2-4 May 2008, Ithaca, NY

Invited Talks

Lillian Lee

Only connect! Explorations in graph-based approaches to information retrieval and natural-language processing

Abstract:
Can we create a system that can learn to understand political speeches well enough to determine the speakers' viewpoints? Can we improve information retrieval by using link analysis, as is famously done in Web search, if we are dealing with documents that don't contain hyperlinks? And how can these two questions form the basis of a coherent talk? Answer: graphs!
Bio:
Lillian Lee is an associate professor in the Computer Science Department of Cornell University. She is the recipient of the Best Paper Award at HLT-NAACL 2004 (joint with Regina Barzilay), a citation in "Top Picks: Technology Research Advances of 2004" by Technology Research News, and an Alfred P. Sloan Foundation Fellowship. But she is not from Iowa; nor is she ranked 843; and she is certainly not the pine-scented air.

Ben Taskar

Powers of Two: Alignment and Agreement between Models and Modalities

Abstract:
Problems of alignment or correspondence of different types of objects are predominant in many fields: phrase alignment for machine translation, matching of images/video and text, etc.

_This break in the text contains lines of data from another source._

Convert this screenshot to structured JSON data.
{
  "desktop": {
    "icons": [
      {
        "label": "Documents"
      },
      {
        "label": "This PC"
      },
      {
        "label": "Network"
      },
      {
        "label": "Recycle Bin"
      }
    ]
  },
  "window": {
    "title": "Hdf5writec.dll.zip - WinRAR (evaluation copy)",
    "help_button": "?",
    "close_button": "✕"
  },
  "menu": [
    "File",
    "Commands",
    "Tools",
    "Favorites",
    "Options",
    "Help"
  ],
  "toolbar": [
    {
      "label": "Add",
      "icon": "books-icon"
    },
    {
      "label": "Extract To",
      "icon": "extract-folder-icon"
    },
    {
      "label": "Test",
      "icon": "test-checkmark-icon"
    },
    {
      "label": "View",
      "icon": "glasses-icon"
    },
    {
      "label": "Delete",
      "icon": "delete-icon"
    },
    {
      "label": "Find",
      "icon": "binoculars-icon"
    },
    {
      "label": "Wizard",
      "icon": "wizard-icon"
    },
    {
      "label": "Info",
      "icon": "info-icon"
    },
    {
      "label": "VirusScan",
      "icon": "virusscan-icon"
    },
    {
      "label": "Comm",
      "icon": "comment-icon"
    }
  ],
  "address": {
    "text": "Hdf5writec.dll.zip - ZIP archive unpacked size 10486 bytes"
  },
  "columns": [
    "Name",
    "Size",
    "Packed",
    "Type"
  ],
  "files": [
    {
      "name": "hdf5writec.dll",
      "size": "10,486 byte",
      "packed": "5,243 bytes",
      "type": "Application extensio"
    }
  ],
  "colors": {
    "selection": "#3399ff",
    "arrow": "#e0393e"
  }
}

In these tasks, the similarity between two corresponding elements is difficult to specify and tune by hand, since it involves elements of different types: words of different languages, faces and names, image regions and words. I will describe approaches to supervised and weakly supervised alignment learning that exploit the power of agreement between two models or two modalities.
Bio:
Ben Taskar received his bachelor's and doctoral degree in Computer Science from Stanford University. After a postdoc at the University of California at Berkeley, he joined the faculty at the University of Pennsylvania Computer and Information Science Department in 2007. His research interests include machine learning, graphical models, large-scale and distributed convex optimization, applications in natural language processing, computer vision, and computational biology. His work on structured prediction has received awards at NIPS and EMNLP conferences.